Tracing Pop III supernovae with extreme energies through the Sculptor dwarf spheroidal galaxy

The Sculptor dwarf spheroidal galaxy is old and metal-poor, making it ideal to study the earliest chemical enrichment in the Local Group. We followed up the most metal-poor star known in this (or any external) galaxy, AS0039, with high-resolution ESO VLT/UVES spectra. Our new analysis confirmed its low metallicity, [Fe/H]=-3.90, and that it is extremely C-poor, with A(C)=+3.60, which corresponds to [C/Fe]=-0.33 (accounting for internal mixing).
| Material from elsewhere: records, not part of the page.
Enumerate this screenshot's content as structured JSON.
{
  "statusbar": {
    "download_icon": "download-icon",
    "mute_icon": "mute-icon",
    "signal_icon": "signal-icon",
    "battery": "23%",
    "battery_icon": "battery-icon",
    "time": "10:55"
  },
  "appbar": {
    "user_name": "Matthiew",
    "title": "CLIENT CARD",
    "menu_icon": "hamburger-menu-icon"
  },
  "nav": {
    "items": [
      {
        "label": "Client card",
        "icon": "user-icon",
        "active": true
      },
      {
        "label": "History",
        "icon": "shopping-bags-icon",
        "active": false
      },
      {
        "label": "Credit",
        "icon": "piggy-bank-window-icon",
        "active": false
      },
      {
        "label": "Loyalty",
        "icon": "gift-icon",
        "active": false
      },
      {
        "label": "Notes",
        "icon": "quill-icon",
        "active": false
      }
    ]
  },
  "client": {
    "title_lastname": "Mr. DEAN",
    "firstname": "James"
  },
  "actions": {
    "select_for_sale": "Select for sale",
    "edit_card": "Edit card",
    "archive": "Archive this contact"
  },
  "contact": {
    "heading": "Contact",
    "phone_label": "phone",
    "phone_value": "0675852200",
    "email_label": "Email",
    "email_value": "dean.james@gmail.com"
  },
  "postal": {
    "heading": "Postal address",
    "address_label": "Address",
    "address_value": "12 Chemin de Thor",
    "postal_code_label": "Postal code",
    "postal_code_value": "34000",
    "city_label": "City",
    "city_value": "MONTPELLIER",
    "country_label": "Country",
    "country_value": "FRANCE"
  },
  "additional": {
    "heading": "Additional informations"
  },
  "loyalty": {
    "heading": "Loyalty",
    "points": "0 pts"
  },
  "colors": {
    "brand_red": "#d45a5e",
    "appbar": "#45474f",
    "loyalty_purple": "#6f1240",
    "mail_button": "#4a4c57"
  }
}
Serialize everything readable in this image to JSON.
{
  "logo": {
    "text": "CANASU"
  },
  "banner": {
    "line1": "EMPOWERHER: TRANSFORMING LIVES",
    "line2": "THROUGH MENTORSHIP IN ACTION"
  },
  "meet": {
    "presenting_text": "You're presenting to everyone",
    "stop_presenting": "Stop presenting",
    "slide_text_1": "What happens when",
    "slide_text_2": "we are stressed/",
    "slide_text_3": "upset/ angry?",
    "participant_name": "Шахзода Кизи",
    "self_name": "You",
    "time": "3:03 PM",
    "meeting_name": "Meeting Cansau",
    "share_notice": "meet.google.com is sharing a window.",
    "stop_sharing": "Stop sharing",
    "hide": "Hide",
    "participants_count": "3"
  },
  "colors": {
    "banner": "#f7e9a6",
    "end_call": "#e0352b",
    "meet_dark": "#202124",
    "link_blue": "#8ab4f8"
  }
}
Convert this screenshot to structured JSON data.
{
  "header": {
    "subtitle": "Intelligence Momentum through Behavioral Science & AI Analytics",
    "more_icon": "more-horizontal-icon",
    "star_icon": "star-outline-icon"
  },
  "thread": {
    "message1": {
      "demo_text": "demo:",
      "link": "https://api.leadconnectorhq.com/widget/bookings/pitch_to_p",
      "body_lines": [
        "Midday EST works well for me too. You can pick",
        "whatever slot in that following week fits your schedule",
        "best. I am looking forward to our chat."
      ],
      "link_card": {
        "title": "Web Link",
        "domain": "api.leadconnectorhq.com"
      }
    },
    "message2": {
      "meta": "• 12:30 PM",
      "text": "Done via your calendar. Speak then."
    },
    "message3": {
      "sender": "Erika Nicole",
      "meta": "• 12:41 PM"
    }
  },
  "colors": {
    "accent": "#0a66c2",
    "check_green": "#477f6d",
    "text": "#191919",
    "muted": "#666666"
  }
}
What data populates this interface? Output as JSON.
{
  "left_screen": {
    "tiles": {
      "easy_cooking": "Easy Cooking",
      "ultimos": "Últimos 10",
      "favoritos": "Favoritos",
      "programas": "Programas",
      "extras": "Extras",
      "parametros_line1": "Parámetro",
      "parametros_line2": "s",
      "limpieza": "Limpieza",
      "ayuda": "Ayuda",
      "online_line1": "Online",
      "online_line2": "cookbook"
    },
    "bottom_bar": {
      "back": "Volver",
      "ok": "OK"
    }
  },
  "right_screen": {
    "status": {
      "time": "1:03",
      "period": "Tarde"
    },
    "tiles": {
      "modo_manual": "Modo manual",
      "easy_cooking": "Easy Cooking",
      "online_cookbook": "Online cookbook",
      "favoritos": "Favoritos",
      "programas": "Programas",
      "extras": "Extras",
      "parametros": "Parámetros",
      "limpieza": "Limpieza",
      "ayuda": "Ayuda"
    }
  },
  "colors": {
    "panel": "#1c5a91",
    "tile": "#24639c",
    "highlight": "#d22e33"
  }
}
This adds to the evidence of Sculptor being intrinsically C-poor at low [Fe/H]. However, here we also report a new discovery of a carbon-enhanced metal-poor star in Sculptor, DR20080, with no enhancement of Ba (CEMP-no), indicative of enrichment by zero-metallicity low-energy supernovae. This is the first evidence of a dual population of CEMP-no and C-normal stars in Sculptor at [Fe/H]≤−3. The fraction of CEMP-no stars is still low, 9+11−8% at −4≤[Fe/H]≤−3, compared to the significantly higher fraction in the Milky Way halo, ≈40%. In addition, we re-derive chemical abundances of light, α-, iron peak, and neutron-capture elements in all Sculptor stars at [Fe/H]≤−2.8, with available high-resolution spectra. Our results show that at these low [Fe/H], Sculptor is deficient in light elements (e.g. C, Na, Al, Mg) relative to both the Milky Way halo, and ultra-faint dwarf galaxies, pointing towards significant contribution of high-energy supernovae. Furthermore, the abundance pattern of the star AS0039 is best fitted with a zero-metallicity hypernova progenitor, with a mass of M=20M ⊙. Our results in Sculptor, at [Fe/H]≤−3, therefore suggest significant enrichment by both very low-energy supernovae and hypernovae, solidifying this galaxy as one of the benchmarks for understanding the energy distribution of the first supernova in the Universe.